17,8%. Plus de six millions de voix. Un score historique que n’ont pu empêcher, ni la vindicte anti Marine le Pen d’un Jean-Luc Mélenchon, ni la tactique de l’UMP visant à discréditer le FN au lieu de le diaboliser. Impuissants face à cette progression dans les urnes qui risque de se traduire par plusieurs dizaines, voire plusieurs centaines de triangulaires aux prochaines législatives, j’entends déjà la stratégie que vont nous vendre quelques spin doctors « pragmatiques » : « Copions ce qu’a fait Mitterrand avec les communistes en 1981. Enlaçons le FN pour mieux l’étouffer ».
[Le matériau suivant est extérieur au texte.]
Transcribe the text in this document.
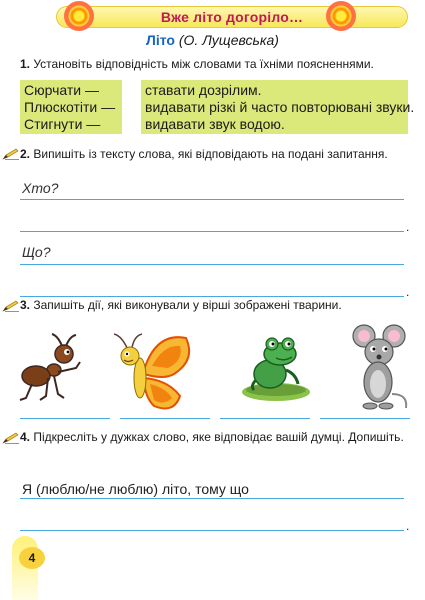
Вже літо догоріло…
Літо (О. Лущевська)
1. Установіть відповідність між словами та їхніми поясненнями.
Сюрчати —
Плюскотіти —
Стигнути —
ставати дозрілим.
видавати різкі й часто повторювані звуки.
видавати звук водою.
2. Випишіть із тексту слова, які відповідають на подані запитання.
Хто?
.
Що?
.
3. Запишіть дії, які виконували у вірші зображені тварини.
4. Підкресліть у дужках слово, яке відповідає вашій думці. Допишіть.
Я (люблю/не люблю) літо, тому що
.
4
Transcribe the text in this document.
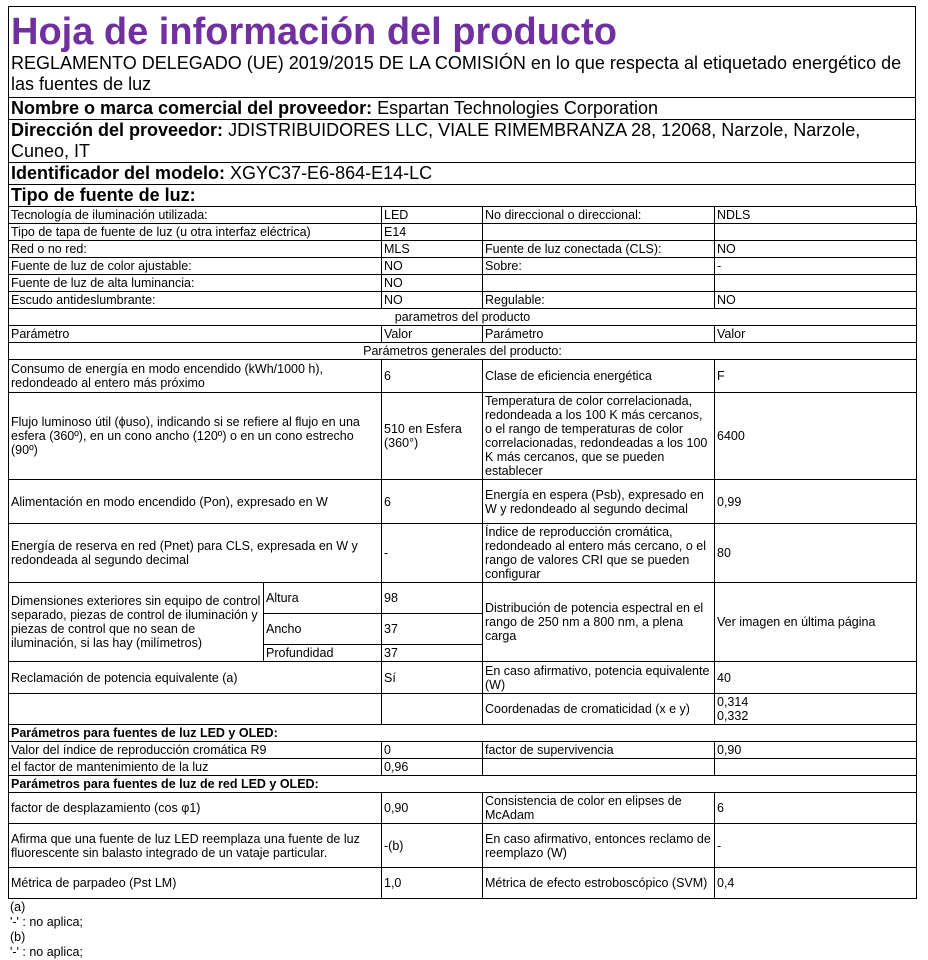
Hoja de información del producto
REGLAMENTO DELEGADO (UE) 2019/2015 DE LA COMISIÓN en lo que respecta al etiquetado energético de las fuentes de luz
Nombre o marca comercial del proveedor: Espartan Technologies Corporation
Dirección del proveedor: JDISTRIBUIDORES LLC, VIALE RIMEMBRANZA 28, 12068, Narzole, Narzole, Cuneo, IT
Identificador del modelo: XGYC37-E6-864-E14-LC
Tipo de fuente de luz:
Tecnología de iluminación utilizada:		LED	No direccional o direccional:	NDLS
Tipo de tapa de fuente de luz (u otra interfaz eléctrica)		E14		
Red o no red:		MLS	Fuente de luz conectada (CLS):	NO
Fuente de luz de color ajustable:		NO	Sobre:	-
Fuente de luz de alta luminancia:		NO		
Escudo antideslumbrante:		NO	Regulable:	NO
parametros del producto				
Parámetro		Valor	Parámetro	Valor
Parámetros generales del producto:				
Consumo de energía en modo encendido (kWh/1000 h), redondeado al entero más próximo		6	Clase de eficiencia energética	F
Flujo luminoso útil (ϕuso), indicando si se refiere al flujo en una esfera (360º), en un cono ancho (120º) o en un cono estrecho (90º)		510 en Esfera (360°)	Temperatura de color correlacionada, redondeada a los 100 K más cercanos, o el rango de temperaturas de color correlacionadas, redondeadas a los 100 K más cercanos, que se pueden establecer	6400
Alimentación en modo encendido (Pon), expresado en W		6	Energía en espera (Psb), expresado en W y redondeado al segundo decimal	0,99
Energía de reserva en red (Pnet) para CLS, expresada en W y redondeada al segundo decimal		-	Índice de reproducción cromática, redondeado al entero más cercano, o el rango de valores CRI que se pueden configurar	80
Dimensiones exteriores sin equipo de control separado, piezas de control de iluminación y piezas de control que no sean de iluminación, si las hay (milímetros)	Altura	98	Distribución de potencia espectral en el rango de 250 nm a 800 nm, a plena carga	Ver imagen en última página
	Ancho	37		
	Profundidad	37		
Reclamación de potencia equivalente (a)		Sí	En caso afirmativo, potencia equivalente (W)	40
			Coordenadas de cromaticidad (x e y)	0,314
0,332

Parámetros para fuentes de luz LED y OLED:				
Valor del índice de reproducción cromática R9		0	factor de supervivencia	0,90
el factor de mantenimiento de la luz		0,96		
Parámetros para fuentes de luz de red LED y OLED:				
factor de desplazamiento (cos φ1)		0,90	Consistencia de color en elipses de McAdam	6
Afirma que una fuente de luz LED reemplaza una fuente de luz fluorescente sin balasto integrado de un vataje particular.		-(b)	En caso afirmativo, entonces reclamo de reemplazo (W)	-
Métrica de parpadeo (Pst LM)		1,0	Métrica de efecto estroboscópico (SVM)	0,4
(a)
'-' : no aplica;
(b)
'-' : no aplica;
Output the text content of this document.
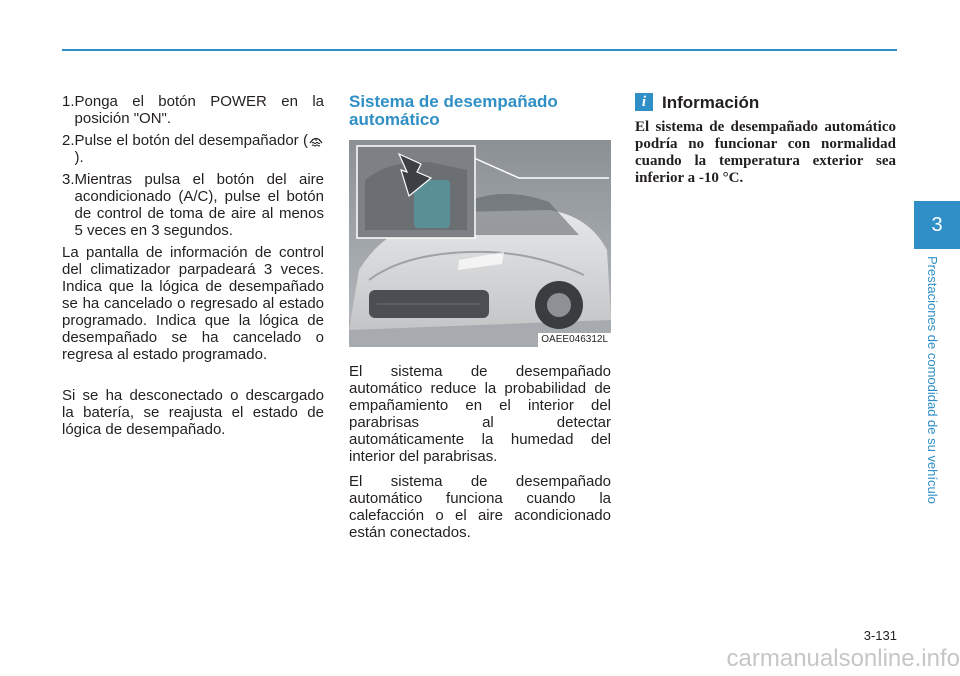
1. Ponga el botón POWER en la posición "ON".
2. Pulse el botón del desempañador ().
3. Mientras pulsa el botón del aire acondicionado (A/C), pulse el botón de control de toma de aire al menos 5 veces en 3 segundos.

La pantalla de información de control del climatizador parpadeará 3 veces. Indica que la lógica de desempañado se ha cancelado o regresado al estado programado. Indica que la lógica de desempañado se ha cancelado o regresa al estado programado.

Si se ha desconectado o descargado la batería, se reajusta el estado de lógica de desempañado.

Sistema de desempañado automático
OAEE046312L

El sistema de desempañado automático reduce la probabilidad de empañamiento en el interior del parabrisas al detectar automáticamente la humedad del interior del parabrisas.

El sistema de desempañado automático funciona cuando la calefacción o el aire acondicionado están conectados.

i Información
El sistema de desempañado automático podría no funcionar con normalidad cuando la temperatura exterior sea inferior a -10 °C.
3
Prestaciones de comodidad de su vehículo
3-131
carmanualsonline.info
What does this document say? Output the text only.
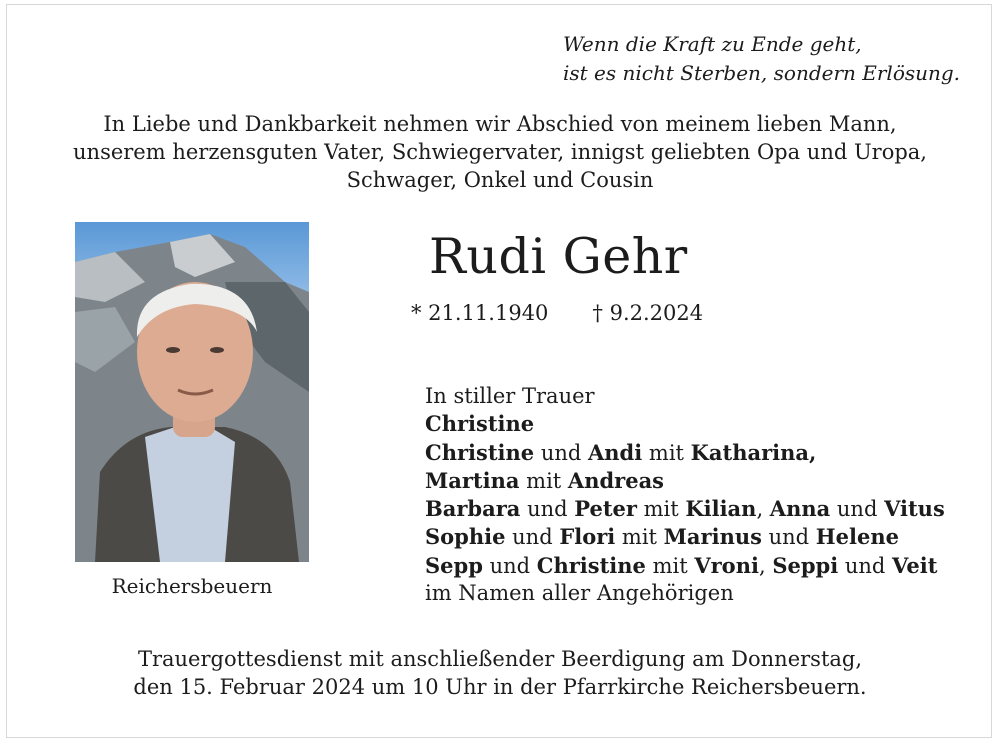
Wenn die Kraft zu Ende geht,
ist es nicht Sterben, sondern Erlösung.
In Liebe und Dankbarkeit nehmen wir Abschied von meinem lieben Mann,
unserem herzensguten Vater, Schwiegervater, innigst geliebten Opa und Uropa,
Schwager, Onkel und Cousin
Reichersbeuern
Rudi Gehr
* 21.11.1940 † 9.2.2024
In stiller Trauer
Christine
Christine und Andi mit Katharina,
Martina mit Andreas
Barbara und Peter mit Kilian, Anna und Vitus
Sophie und Flori mit Marinus und Helene
Sepp und Christine mit Vroni, Seppi und Veit
im Namen aller Angehörigen
Trauergottesdienst mit anschließender Beerdigung am Donnerstag,
den 15. Februar 2024 um 10 Uhr in der Pfarrkirche Reichersbeuern.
L’ancienne ministre UMP Chantal Jouanno qui a déclaré préférer un socialiste à un « mariniste » en cas d’élimination du candidat UMP dès le premier tour a suscité moult condamnations parmi ses amis et peu d’encouragements. Par les temps qui courent, le « front républicain » et le « cordon sanitaire » chers à Jacques Chirac ne font plus recette. Dans ce contexte, on peut au moins se réjouir que le scrutin de dimanche nous ait évité un « 21 avril à l’envers ».